Although the Amtrak statement had few details on what it will propose, it indicated that its plan will ask Congress to authorize and fund Amtrak’s expansion by allowing the intercity passenger carrier to cover most of the initial capital and operating costs of new or expanded routes.

Amtrak Says Congress Can Mandate Daily Service

January 30, 2021

Amtrak has signaled that if Congress wants long-distance trains to operate daily rather than tri-weekly it can make that happen by mandating it and providing funding.

Since last October all of Amtrak’s long-distance routes have operated on tri-weekly or quad-weekly schedules.

At the time those reduced schedules were implemented Amtrak cited steep ridership declines that followed in the wake of the onset of the COVID-19 pandemic.

It has since said that daily operation of those trains will be restored once they meet certain public health, ridership and future demand criteria.

However, in a statement Amtrak said Congress could override those standards.

“If Congress provides the direction and the needed funding, we would restore long-distance services to daily,” Amtrak said.

Earlier in the week, Amtrak had asked Congress for $1.5 million in emergency pandemic aid, saying that money is needed to recall workers furloughed last year and avoid future furloughs during the balance of the federal fiscal year that ends on Sept. 30.

Amtrak’s subsequent statement was an elaboration of how the passenger carrier would use the money it has requested.
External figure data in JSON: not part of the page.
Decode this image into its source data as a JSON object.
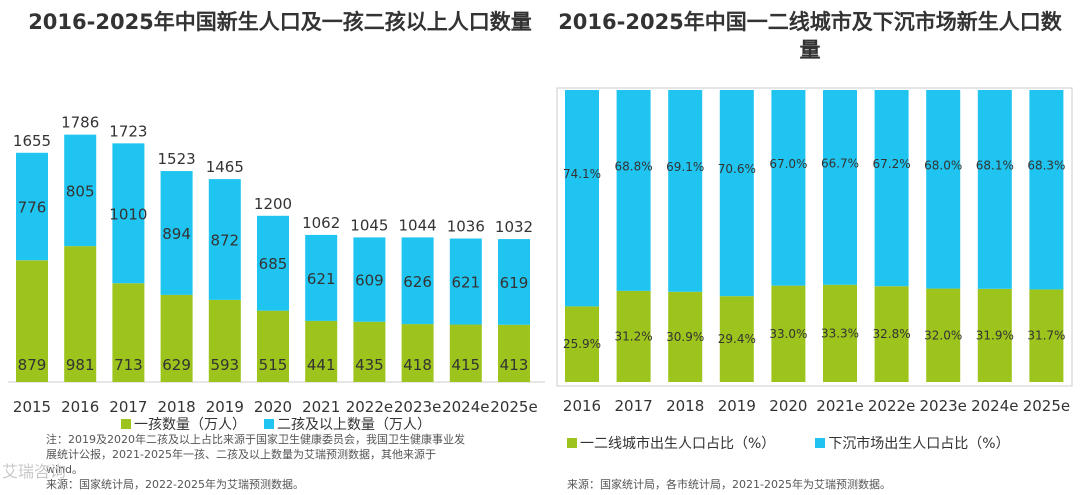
{
  "colors": {
    "green": "#9dc41d",
    "blue": "#1fc4f0",
    "text": "#333333",
    "note": "#555555"
  },
  "chart_data": [
    {
      "type": "bar",
      "stacked": true,
      "title": "2016-2025年中国新生人口及一孩二孩以上人口数量",
      "categories": [
        "2015",
        "2016",
        "2017",
        "2018",
        "2019",
        "2020",
        "2021",
        "2022e",
        "2023e",
        "2024e",
        "2025e"
      ],
      "totals": [
        1655,
        1786,
        1723,
        1523,
        1465,
        1200,
        1062,
        1045,
        1044,
        1036,
        1032
      ],
      "series": [
        {
          "name": "一孩数量（万人）",
          "values": [
            879,
            981,
            713,
            629,
            593,
            515,
            441,
            435,
            418,
            415,
            413
          ]
        },
        {
          "name": "二孩及以上数量（万人）",
          "values": [
            776,
            805,
            1010,
            894,
            872,
            685,
            621,
            609,
            626,
            621,
            619
          ]
        }
      ],
      "ylim": [
        0,
        1900
      ],
      "legend": "bottom"
    },
    {
      "type": "bar",
      "stacked": true,
      "percent": true,
      "title": "2016-2025年中国一二线城市及下沉市场新生人口数量",
      "categories": [
        "2016",
        "2017",
        "2018",
        "2019",
        "2020",
        "2021e",
        "2022e",
        "2023e",
        "2024e",
        "2025e"
      ],
      "series": [
        {
          "name": "一二线城市出生人口占比（%）",
          "values": [
            25.9,
            31.2,
            30.9,
            29.4,
            33.0,
            33.3,
            32.8,
            32.0,
            31.9,
            31.7
          ]
        },
        {
          "name": "下沉市场出生人口占比（%）",
          "values": [
            74.1,
            68.8,
            69.1,
            70.6,
            67.0,
            66.7,
            67.2,
            68.0,
            68.1,
            68.3
          ]
        }
      ],
      "ylim": [
        0,
        100
      ],
      "legend": "bottom"
    }
  ],
  "left_notes": {
    "line1": "注：2019及2020年二孩及以上占比来源于国家卫生健康委员会，我国卫生健康事业发",
    "line2": "展统计公报，2021-2025年一孩、二孩及以上数量为艾瑞预测数据，其他来源于",
    "line3": "wind。",
    "line4": "来源：国家统计局，2022-2025年为艾瑞预测数据。"
  },
  "right_source": "来源：国家统计局，各市统计局，2021-2025年为艾瑞预测数据。",
  "watermark": "艾瑞咨询"
}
Aside from reducing the frequency of operation of long-distance trains, Amtrak has suspended operations of some state-funded corridor trains as the states funding those trains have reduced how much they are spending on Amtrak service.

In its statement, Amtrak said employees who worked aboard those suspended trains would still be recalled if Amtrak gets the money it requested.

These recalls will be made even if individual states opt not to increase their funding of Amtrak corridor services and thus the trains they once worked aboard remain suspended.

Those recalled workers “could go wherever their seniority allows them; it might not be on an extra board, but they would be recalled and employed,” Amtrak said in the statement.